As checked on June 22, 2026, Slim Tools has a very sparse public documentation surface. Most of what is publicly verifiable comes from the landing page at slim.tools. Where this guide goes beyond that, I explicitly call it an inference.
1. What Slim Tools is​
The public homepage describes Slim Tools as a:
- tool orchestration runtime for AI agents
- exposed through one MCP endpoint:
https://slim.tools/mcp - presenting two model-facing tools:
discover_toolsexecute_code
The core pitch is simple:
- the agent should spend context on judgment
- not on giant tool catalogs
- not on manual tool-call loops
- not on coordinating multiple upstream systems
In other words, Slim Tools tries to move tool routing and orchestration out of the prompt and into a runtime layer.

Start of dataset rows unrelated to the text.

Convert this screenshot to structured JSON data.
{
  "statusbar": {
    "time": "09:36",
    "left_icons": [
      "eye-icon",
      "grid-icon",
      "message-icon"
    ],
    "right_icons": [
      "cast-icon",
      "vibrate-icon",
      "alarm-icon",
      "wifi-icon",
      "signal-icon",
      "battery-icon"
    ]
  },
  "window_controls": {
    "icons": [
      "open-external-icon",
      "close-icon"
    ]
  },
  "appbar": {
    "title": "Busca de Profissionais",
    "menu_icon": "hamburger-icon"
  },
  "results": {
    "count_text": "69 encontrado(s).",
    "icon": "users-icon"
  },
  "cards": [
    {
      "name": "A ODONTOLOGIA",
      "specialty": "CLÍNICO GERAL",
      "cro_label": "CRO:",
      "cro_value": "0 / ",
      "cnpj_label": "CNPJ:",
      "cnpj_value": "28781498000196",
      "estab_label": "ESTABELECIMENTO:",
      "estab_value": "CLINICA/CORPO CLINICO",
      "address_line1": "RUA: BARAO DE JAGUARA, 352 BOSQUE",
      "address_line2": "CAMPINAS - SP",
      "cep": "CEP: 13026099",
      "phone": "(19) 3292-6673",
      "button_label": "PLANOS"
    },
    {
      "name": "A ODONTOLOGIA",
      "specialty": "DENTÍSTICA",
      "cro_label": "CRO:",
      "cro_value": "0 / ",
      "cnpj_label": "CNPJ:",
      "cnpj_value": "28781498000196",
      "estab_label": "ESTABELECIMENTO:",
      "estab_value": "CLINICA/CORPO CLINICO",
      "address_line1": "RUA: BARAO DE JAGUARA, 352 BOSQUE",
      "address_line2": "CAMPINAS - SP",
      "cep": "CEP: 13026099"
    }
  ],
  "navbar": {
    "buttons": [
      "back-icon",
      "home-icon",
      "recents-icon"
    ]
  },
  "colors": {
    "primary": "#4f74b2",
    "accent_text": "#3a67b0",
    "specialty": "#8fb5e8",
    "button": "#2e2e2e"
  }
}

2. What is publicly confirmed​
From the public site, Slim Tools currently claims:
- one MCP URL for agent clients such as Claude, Codex, and Cursor
- a model-facing interface centered on:
discover_toolsfor capability searchexecute_codefor sandboxed execution
- runtime handling for:
- service discovery
- branching
- batching
- filtering
- fan-out across MCP and OpenAPI services
- a sandboxed runtime
- handling of:
- OAuth
- whitelisting
- output limits
- logs
- tool-call metadata
The landing page also shows a currently indexed upstream catalog of:
- 8 upstreams
- 76 tools indexed
and visually lists integrations or OAuth connections for:
- GitHub
- Linear
- Notion
- Railway
- Stripe
- Figma
- Slack
- Cloudflare
Because those counts are dynamic, treat them as true for June 22, 2026, not as permanent product guarantees.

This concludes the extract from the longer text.